Reluctantly, and only after I’d refused several times, I agreed to take on this editing task.

The book was a success.  It led to an invitation to carry out a far more enjoyable task, compiling and editing a Dictionary of Epidemiology. There isn’t time to go into details, but I was at the epicentre of a world-wide network of oddball epidemiologists, all of us concerned about precise use of technical terms, the words and phrases used to label the concepts, methods, and procedures of epidemiology.  It was the most fun I’ve ever had with professional work.

The Dictionary of Epidemiology was the most successful book on OUP-USA’s publications list. It’s gone through multiple editions, 4 under my watch and 2 more since, and has been translated into at least 14 other languages. It made my name known to epidemiologists all over the world. At international meetings I feel like the Eiffel Tower: everyone wants their photo taken standing next to me. 

On the day we met, Wendy and I got into a deep discussion about the moral and ethical foundations of nursing and medical practice. We discovered that we shared the same values – values slightly (sometimes a lot) out of sync with prevailing majority views.
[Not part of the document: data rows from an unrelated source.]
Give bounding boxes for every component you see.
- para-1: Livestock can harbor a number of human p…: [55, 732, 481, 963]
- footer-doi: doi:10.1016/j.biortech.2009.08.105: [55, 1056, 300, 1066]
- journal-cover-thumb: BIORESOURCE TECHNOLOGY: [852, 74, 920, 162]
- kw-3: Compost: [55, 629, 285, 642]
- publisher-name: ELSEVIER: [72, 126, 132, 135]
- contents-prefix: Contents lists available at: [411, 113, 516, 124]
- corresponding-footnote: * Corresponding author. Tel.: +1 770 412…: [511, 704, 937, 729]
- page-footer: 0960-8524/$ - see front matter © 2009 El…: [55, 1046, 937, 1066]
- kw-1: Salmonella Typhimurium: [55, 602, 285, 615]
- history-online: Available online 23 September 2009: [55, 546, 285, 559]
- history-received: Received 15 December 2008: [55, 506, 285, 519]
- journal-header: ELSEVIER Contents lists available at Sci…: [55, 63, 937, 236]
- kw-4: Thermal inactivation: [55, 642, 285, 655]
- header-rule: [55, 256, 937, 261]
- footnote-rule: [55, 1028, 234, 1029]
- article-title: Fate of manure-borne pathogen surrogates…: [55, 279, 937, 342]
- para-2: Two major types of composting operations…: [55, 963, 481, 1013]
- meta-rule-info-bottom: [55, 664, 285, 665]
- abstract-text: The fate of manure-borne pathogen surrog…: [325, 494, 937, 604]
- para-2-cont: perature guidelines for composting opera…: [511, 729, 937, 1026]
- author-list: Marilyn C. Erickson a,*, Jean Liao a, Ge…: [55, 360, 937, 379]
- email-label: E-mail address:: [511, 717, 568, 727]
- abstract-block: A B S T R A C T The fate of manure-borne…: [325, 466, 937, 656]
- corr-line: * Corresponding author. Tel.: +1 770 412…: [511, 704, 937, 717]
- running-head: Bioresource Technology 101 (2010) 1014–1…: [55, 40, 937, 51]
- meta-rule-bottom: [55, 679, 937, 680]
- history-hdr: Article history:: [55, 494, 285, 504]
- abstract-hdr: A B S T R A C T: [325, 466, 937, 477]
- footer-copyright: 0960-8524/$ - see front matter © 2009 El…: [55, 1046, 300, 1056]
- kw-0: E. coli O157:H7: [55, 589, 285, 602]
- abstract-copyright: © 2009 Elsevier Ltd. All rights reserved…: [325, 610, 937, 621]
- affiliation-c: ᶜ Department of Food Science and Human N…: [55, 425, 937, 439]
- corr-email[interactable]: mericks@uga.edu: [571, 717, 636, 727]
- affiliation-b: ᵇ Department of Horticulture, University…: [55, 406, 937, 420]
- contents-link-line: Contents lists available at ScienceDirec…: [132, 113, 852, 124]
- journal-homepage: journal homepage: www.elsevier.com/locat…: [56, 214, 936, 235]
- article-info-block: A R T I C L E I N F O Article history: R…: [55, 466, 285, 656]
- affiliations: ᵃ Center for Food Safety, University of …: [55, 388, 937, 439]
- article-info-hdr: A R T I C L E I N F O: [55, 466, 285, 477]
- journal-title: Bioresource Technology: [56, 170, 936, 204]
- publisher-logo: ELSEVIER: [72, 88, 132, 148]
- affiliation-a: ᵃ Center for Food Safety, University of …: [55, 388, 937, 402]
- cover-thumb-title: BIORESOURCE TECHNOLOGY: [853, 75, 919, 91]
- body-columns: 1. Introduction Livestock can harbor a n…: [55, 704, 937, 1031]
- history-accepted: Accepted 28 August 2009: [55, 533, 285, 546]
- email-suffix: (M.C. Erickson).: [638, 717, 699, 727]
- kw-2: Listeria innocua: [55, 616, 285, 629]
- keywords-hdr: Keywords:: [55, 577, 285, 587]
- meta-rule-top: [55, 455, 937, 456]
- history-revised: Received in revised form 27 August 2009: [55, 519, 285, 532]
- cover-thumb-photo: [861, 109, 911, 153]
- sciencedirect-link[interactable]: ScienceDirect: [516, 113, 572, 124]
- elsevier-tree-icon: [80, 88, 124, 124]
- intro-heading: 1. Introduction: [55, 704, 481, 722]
It gave us something else in common, added to my conviction that Wendy was the maid for me.  As we bonded more closely, our shared values became as one.

Concern for human rights, individual autonomy and freedom of choice balanced by concern for the collective, for society and the community as a whole – indeed for all life on earth as an entity – were ideas we dimly perceived in the 1950s. Our ideas evolved as we matured, although some retreated into subconscious memory for many years, to resurface in the 1980s when I got involved in developing guidelines for ethical conduct of epidemiology and public health. The seeds were sewn in that conversation Wendy and I had over our pie and lemonade lunch on a hillside above Yankalilla Beach, South Australia on September 25, 1955.

Again, my heartfelt thanks to all of you for contributing to this festschrift.